The only bright note was that afterwards I discovered a 20-year old can of Boraxo powdered hand
cleaner, which did a very effective job of cleaning my hands!

Sadder but wiser, -- Tom
 
B

B. Sanders

Guest
"Tom Parker" <[email protected]> wrote in message
news:[email protected]...
>
> A few months ago I posted about the idea of steam cleaning the chain, cassette, rings, etc. I
> decided to go ahead and give it a try, so I bought a Sear's steam cleaner on ebay, and today I
> tried it out on the bike. In a word, results were very disappointing.
>
> I had to hold the steam jet extremely close to get any effect and this resulted in a narrow 1/16"
> band of cleaning. So, I had to go link by link, and work on each of the four sides. Needless to
> say, this was very time-consuming and required detailed work. Worse, there was still a layer of
> slime even after steam cleaning.
>
> I then tried spraying first with de-greaser. This had an immediate effect, as the gunk started
> dripping off. But follow-up steam cleaning did little good. Only wiping with a cloth would really
> remove the residue.
>
> So, my hopes for a quick easy way to clean the transmission were dashed. Steam cleaning is not the
> answer, for me. I'm going back to the old-fashioned way of de-greaser, soap and water, and
> brushes. For the chain, I might try the alternative suggestion of removing and soaking in a
> solvent.
>
> The only bright note was that afterwards I discovered a 20-year old can of Boraxo powdered hand
> cleaner, which did a very effective job of cleaning my hands!
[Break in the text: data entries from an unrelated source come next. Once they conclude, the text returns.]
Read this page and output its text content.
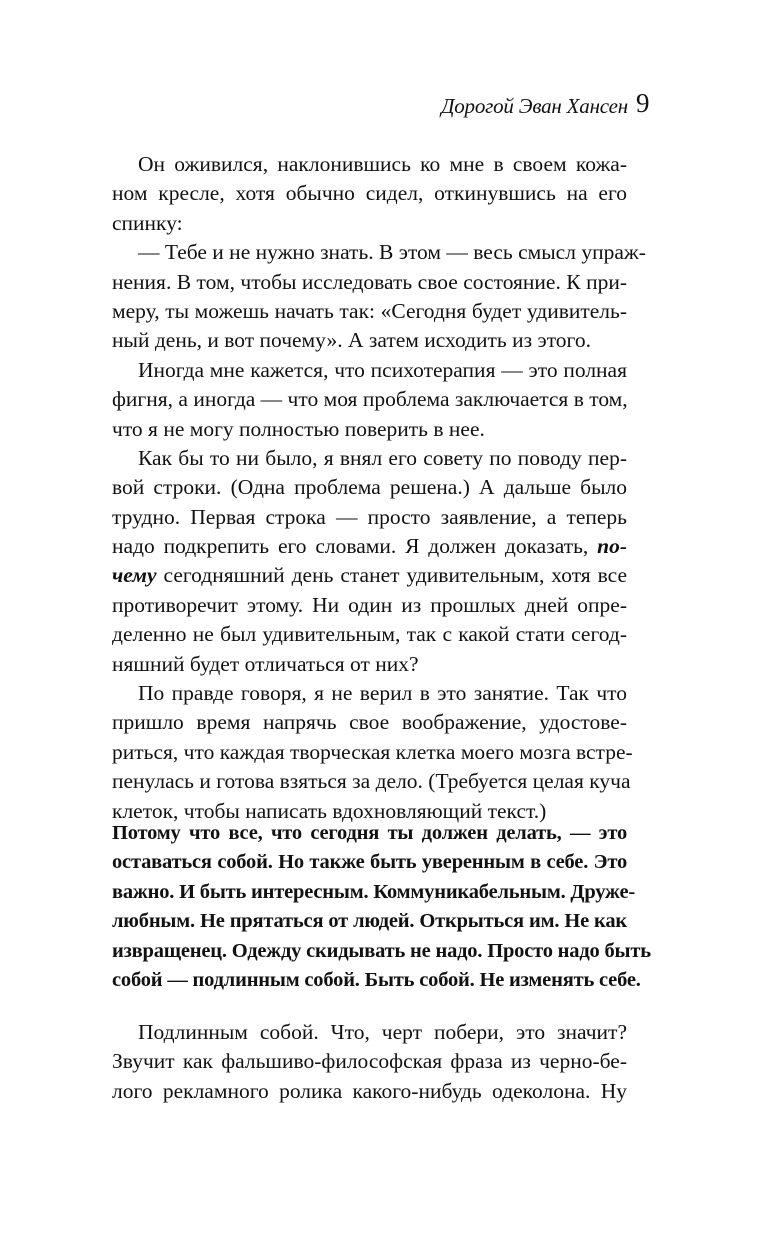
Дорогой Эван Хансен 9
Он оживился, наклонившись ко мне в своем кожа-
ном кресле, хотя обычно сидел, откинувшись на его
спинку:
— Тебе и не нужно знать. В этом — весь смысл упраж-
нения. В том, чтобы исследовать свое состояние. К при-
меру, ты можешь начать так: «Сегодня будет удивитель-
ный день, и вот почему». А затем исходить из этого.
Иногда мне кажется, что психотерапия — это полная
фигня, а иногда — что моя проблема заключается в том,
что я не могу полностью поверить в нее.
Как бы то ни было, я внял его совету по поводу пер-
вой строки. (Одна проблема решена.) А дальше было
трудно. Первая строка — просто заявление, а теперь
надо подкрепить его словами. Я должен доказать, по-
чему сегодняшний день станет удивительным, хотя все
противоречит этому. Ни один из прошлых дней опре-
деленно не был удивительным, так с какой стати сегод-
няшний будет отличаться от них?
По правде говоря, я не верил в это занятие. Так что
пришло время напрячь свое воображение, удостове-
риться, что каждая творческая клетка моего мозга встре-
пенулась и готова взяться за дело. (Требуется целая куча
клеток, чтобы написать вдохновляющий текст.)
Потому что все, что сегодня ты должен делать, — это
оставаться собой. Но также быть уверенным в себе. Это
важно. И быть интересным. Коммуникабельным. Друже-
любным. Не прятаться от людей. Открыться им. Не как
извращенец. Одежду скидывать не надо. Просто надо быть
собой — подлинным собой. Быть собой. Не изменять себе.
Подлинным собой. Что, черт побери, это значит?
Звучит как фальшиво-философская фраза из черно-бе-
лого рекламного ролика какого-нибудь одеколона. Ну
Boraxo! That's great stuff! It is not gentle to your hands; but there's nothing more effective that
I've found. The gritty powder helps scrub-off the dirt and grease. I used to find Boraxo in public
washrooms, now I rarely encounter it. Too bad. I hate the flowery liquid stuff they use nowadays.
The smell is awful!

-Barry
 
D

Damian Harvey

Guest
Tom Parker wrote:

>The only bright note was that afterwards I discovered a 20-year old can of Boraxo powdered hand
>cleaner, which did a very effective job of cleaning my hands!
>
>Sadder but wiser, -- Tom
>
>
I use washing machine powder. It's hell on the hands but works a treat.

--
Cheers Damian Harvey

This space reserved for standard disclaimer, witty quote, plug for own business in caps and large,
bad ASCII art.
 
R

Robert McDonald

Guest
Tom Parker <[email protected]> wrote in message

> A few months ago I posted about the idea of steam cleaning the chain, cassette, rings, etc.
I hate to say "I told you so" but ........

> Sadder but wiser,
Great on windows and all around the bathroom it even kills weeds in the garden but it won't clean
a bike :-(

Robert
 
P

Pete Hickey

Guest
In article <[email protected]>,
B. Sanders <[email protected]> wrote:
>"Tom Parker" <[email protected]> wrote in message
>news:[email protected]...

>> The only bright note was that afterwards I discovered a 20-year old can of Boraxo powdered hand
>> cleaner, which did a very effective job of cleaning my hands!

>Boraxo! That's great stuff! It is not gentle to your hands; but there's nothing more effective that
>I've found.

The best way to clean your hands, is to make bread. The kneading of the doe gets all the greese off.
Even the stuff under the fingernails. Plus! It is easy on the hands. Bigger plus! Soon after, you
will have delicious fresh baked bread.

--
--
LITTLE KNOWN FACT: Did you know that 86% of North Americans cannot taste the difference between
fried dog and fried cat?
 
R

Ryan Cousineau

Guest
In article <[email protected]>,
[email protected] (Pete Hickey) wrote:

> The best way to clean your hands, is to make bread. The kneading of the doe gets all the greese
> off. Even the stuff under the fingernails. Plus! It is easy on the hands. Bigger plus! Soon after,
> you will have delicious fresh baked bread.

That's great! Remind me never to eat bread at your house.